Смерть всегда пытается остаться незаметной, в особенности для тех, кто хотел бы понять чт`о есть что в этой жизни. Впрочем, незаметной лишь до времени…
Неожиданно Джамшед откинулся назад, на спину, глаза его обессмыслились и нос заострился, как у трупа.
— Не выключай свет, Ал! — одними бескровными губами просипел он. — Не выключай свет! Не выключай, я тебя умоляю!!
— Почему?
— Боюсь! Боюсь! Страшно мне!.. Видишь на потолке яйца? Это змей их отложил. Змей! Страшно! Боюсь! Мамочка, как страшно! О-о-о!.. Видишь яйца?

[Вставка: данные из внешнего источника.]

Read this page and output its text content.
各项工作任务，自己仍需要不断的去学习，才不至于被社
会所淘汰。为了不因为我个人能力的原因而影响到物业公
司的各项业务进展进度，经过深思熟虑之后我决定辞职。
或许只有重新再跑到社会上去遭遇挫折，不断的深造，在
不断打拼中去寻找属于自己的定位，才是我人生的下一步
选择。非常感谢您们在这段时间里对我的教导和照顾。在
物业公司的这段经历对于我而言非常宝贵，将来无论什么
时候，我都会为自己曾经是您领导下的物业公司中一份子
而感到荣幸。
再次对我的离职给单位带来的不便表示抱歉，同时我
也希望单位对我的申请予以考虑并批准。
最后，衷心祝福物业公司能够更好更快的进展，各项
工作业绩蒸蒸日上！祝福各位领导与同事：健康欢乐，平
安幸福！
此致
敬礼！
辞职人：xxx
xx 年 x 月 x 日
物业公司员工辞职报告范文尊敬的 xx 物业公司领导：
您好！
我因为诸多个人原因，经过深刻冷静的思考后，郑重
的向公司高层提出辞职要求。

Ал посмотрел на потолок, а потом в обессмыслившиеся глаза Джамшеда. Змей был. Но в нём, в Джамшеде.
— Нет на потолке ничего.
— Боюсь! Страшно! Приползёт за своими яйцами, вдруг на меня упадёт? И — за горло! Боюсь! Ведь у змея — яйца… — задыхаясь от ужаса, катался по полу и хрипел Джамшед.
— А что это наш гость ни в чём нас не поддерживает?— раздалось знакомое идиотическое подхихикивание учителя. — Не выпьет, не покурит с нами, ни чего другого… Русский — и не пьёт? Как это может быть, чтобы русский... ? — И опять идиотически захихикал и, казалось, смех его, придавливая, наваливался даже из его раскосых глаз…
Появились ещё лица и ещё…
— А в самом деле, почему? Выпей! Выпей! Покури, русский!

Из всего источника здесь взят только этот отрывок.